Viver, with his photographs, drawings of people reduced to fragments to be assembled and installations, converts the Valladolid space into a sort of laboratory where he can study the Aurelia aurita, converted in his hands into a symbol of the human being’s yearning for immortality.
In the exhibition, the artist advances towards a future 2046, a date set by some researchers to achieve the dream of a ‘transhuman’ species, capable of stopping the effects of the passage of time.

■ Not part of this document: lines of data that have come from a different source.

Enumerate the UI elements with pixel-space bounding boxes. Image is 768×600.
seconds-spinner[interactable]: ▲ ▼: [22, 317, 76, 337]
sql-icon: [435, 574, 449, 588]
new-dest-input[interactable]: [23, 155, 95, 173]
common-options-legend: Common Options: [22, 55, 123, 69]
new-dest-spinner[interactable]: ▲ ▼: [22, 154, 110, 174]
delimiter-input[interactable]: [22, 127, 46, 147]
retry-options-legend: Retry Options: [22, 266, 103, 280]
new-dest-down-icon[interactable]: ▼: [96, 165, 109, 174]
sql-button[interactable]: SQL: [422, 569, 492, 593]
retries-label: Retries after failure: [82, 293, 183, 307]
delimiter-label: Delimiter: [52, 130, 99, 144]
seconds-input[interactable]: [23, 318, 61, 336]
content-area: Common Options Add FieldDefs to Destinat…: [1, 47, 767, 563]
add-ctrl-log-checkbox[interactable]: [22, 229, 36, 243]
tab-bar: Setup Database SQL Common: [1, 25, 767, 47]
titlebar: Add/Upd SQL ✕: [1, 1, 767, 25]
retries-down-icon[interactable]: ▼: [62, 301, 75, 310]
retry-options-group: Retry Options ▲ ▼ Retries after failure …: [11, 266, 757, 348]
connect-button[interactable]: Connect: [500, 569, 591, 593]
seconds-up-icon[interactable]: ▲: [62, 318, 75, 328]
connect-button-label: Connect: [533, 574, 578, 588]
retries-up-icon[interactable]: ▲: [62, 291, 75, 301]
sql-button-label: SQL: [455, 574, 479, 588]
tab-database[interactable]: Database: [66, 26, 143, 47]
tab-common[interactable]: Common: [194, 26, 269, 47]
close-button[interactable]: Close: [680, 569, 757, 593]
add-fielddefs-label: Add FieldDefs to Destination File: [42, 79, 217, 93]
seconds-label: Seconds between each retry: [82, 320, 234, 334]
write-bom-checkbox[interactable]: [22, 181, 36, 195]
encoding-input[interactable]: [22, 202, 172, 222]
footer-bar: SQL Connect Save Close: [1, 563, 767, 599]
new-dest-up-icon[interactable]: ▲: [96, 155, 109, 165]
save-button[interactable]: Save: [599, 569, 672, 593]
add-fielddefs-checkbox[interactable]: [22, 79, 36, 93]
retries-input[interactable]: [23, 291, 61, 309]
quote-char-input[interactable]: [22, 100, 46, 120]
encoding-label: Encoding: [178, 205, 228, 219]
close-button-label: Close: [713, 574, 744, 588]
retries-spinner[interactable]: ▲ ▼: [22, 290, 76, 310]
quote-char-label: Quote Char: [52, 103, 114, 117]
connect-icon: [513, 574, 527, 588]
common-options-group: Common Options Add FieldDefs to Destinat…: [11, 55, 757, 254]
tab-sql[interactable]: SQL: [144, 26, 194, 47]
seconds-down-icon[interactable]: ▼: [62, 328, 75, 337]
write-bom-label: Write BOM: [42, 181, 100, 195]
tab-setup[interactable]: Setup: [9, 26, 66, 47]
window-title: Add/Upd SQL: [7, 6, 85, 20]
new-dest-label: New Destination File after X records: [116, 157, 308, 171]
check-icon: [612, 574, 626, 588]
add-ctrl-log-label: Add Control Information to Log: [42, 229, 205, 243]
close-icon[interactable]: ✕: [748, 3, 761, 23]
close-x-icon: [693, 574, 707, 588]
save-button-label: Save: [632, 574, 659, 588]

This is what the Aurelia aurita does, as recently demonstrated by the Chinese biologist Jinru He, to whom Viver went to raise his dystopian fable: the moon jellyfish, once dead, is capable of transforming its cells until it recovers the state of a polyp, as the artist shows in a photographic series, a circular account of an inexhaustible life cycle, and in a leporello, a book built in an accordion as if it were an object of veneration, with its golden covers – the legend of the philosopher’s stone, let us remember, said that it could turn any metal into gold, making its owner immortal – and its illustrations from the Boston Society of Natural History.
That 2046 also gives the title to a newspaper of the future, a carefully edited book by Javier Viver – it won the Ministry of Culture’s prize for the Best Art Book in 2015 from Révélations, published with Editorial RM – in which he fictions the findings of Jinru He.